Not necessarily. One mistake doesn't invalidate an entire document. If it did, all of ancient history would be tossed completely out the window, as would all of Dawkins' books on atheism.

Quote:
-1) Some people like to compare the Bible to a math book, so I'll run with that analogy. If there is a mistake in my math book, does that make the entire text garbage? Are all of the problems mistakenly construed or wrong? Are the theories presented a bunch of hogwash? Of course not. In a math book, one "bad apple" (error) does not "spoil the whole barrel". If some of the Bible isn't literally true, that doesn't make God's love any less valid. Right?
If your initial equation is wrong in a series of equations, that error is likely going to continue throughout the entire series and mess up the entire thing. Other mistakes may not make any difference whatsoever.

I think the Bible was written as a guidebook to a. Discover God b. Discover love c. learn how to relate to other people in society in a positive, meaningful way. The rules are there to help us, not screw us over. Why do we have rules on avoiding adultery? Because it can spread sexually transmitted diseases and ruin the family unit by creating mistrust in a situation that requires tremendous trust. Why do we have rules against stealing? Because it damages those who are stolen from. Why do we not murder? Because aside from giving the victim a really bad day, it cheapens life all around us.
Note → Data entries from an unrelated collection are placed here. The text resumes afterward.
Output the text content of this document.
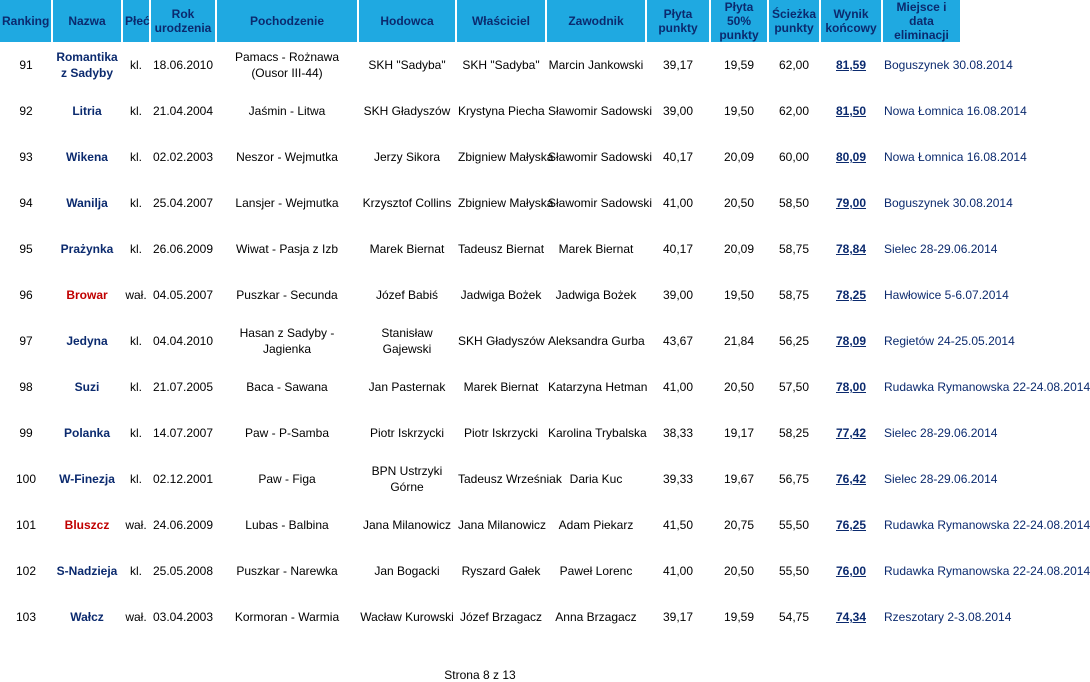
Ranking	Nazwa	Płeć	Rok urodzenia	Pochodzenie	Hodowca	Właściciel	Zawodnik	Płyta punkty	Płyta 50% punkty	Ścieżka punkty	Wynik końcowy	Miejsce i data eliminacji
91	Romantika z Sadyby	kl.	18.06.2010	Pamacs - Rożnawa (Ousor III-44)	SKH "Sadyba"	SKH "Sadyba"	Marcin Jankowski	39,17	19,59	62,00	81,59	Boguszynek 30.08.2014
92	Litria	kl.	21.04.2004	Jaśmin - Litwa	SKH Gładyszów	Krystyna Piecha	Sławomir Sadowski	39,00	19,50	62,00	81,50	Nowa Łomnica 16.08.2014
93	Wikena	kl.	02.02.2003	Neszor - Wejmutka	Jerzy Sikora	Zbigniew Małyska	Sławomir Sadowski	40,17	20,09	60,00	80,09	Nowa Łomnica 16.08.2014
94	Wanilja	kl.	25.04.2007	Lansjer - Wejmutka	Krzysztof Collins	Zbigniew Małyska	Sławomir Sadowski	41,00	20,50	58,50	79,00	Boguszynek 30.08.2014
95	Prażynka	kl.	26.06.2009	Wiwat - Pasja z Izb	Marek Biernat	Tadeusz Biernat	Marek Biernat	40,17	20,09	58,75	78,84	Sielec 28-29.06.2014
96	Browar	wał.	04.05.2007	Puszkar - Secunda	Józef Babiś	Jadwiga Bożek	Jadwiga Bożek	39,00	19,50	58,75	78,25	Hawłowice 5-6.07.2014
97	Jedyna	kl.	04.04.2010	Hasan z Sadyby - Jagienka	Stanisław Gajewski	SKH Gładyszów	Aleksandra Gurba	43,67	21,84	56,25	78,09	Regietów 24-25.05.2014
98	Suzi	kl.	21.07.2005	Baca - Sawana	Jan Pasternak	Marek Biernat	Katarzyna Hetman	41,00	20,50	57,50	78,00	Rudawka Rymanowska 22-24.08.2014
99	Polanka	kl.	14.07.2007	Paw - P-Samba	Piotr Iskrzycki	Piotr Iskrzycki	Karolina Trybalska	38,33	19,17	58,25	77,42	Sielec 28-29.06.2014
100	W-Finezja	kl.	02.12.2001	Paw - Figa	BPN Ustrzyki Górne	Tadeusz Wrześniak	Daria Kuc	39,33	19,67	56,75	76,42	Sielec 28-29.06.2014
101	Bluszcz	wał.	24.06.2009	Lubas - Balbina	Jana Milanowicz	Jana Milanowicz	Adam Piekarz	41,50	20,75	55,50	76,25	Rudawka Rymanowska 22-24.08.2014
102	S-Nadzieja	kl.	25.05.2008	Puszkar - Narewka	Jan Bogacki	Ryszard Gałek	Paweł Lorenc	41,00	20,50	55,50	76,00	Rudawka Rymanowska 22-24.08.2014
103	Wałcz	wał.	03.04.2003	Kormoran - Warmia	Wacław Kurowski	Józef Brzagacz	Anna Brzagacz	39,17	19,59	54,75	74,34	Rzeszotary 2-3.08.2014
Strona 8 z 13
Is God going to punish us? Well, in a sense, yes, by letting us experience the consequences of our mistakes. If we get an STD, it may not kill us these days, but it would have even 100 years ago.

That's not even addressing the many aspects of good things that come to us by sharing love with those around us. Studies are showing that married people live longer and are happier than those couples who just live together, being involved in a faith community leads to less depression (probably because we have a support system then). Staying on the 'light side'/good side of the law is healthier for us. There's just plain less risk of getting shot or killed if you're not breaking into someone's house, for instance, and no chance of being Bubba's lover in jail if you never get arrested.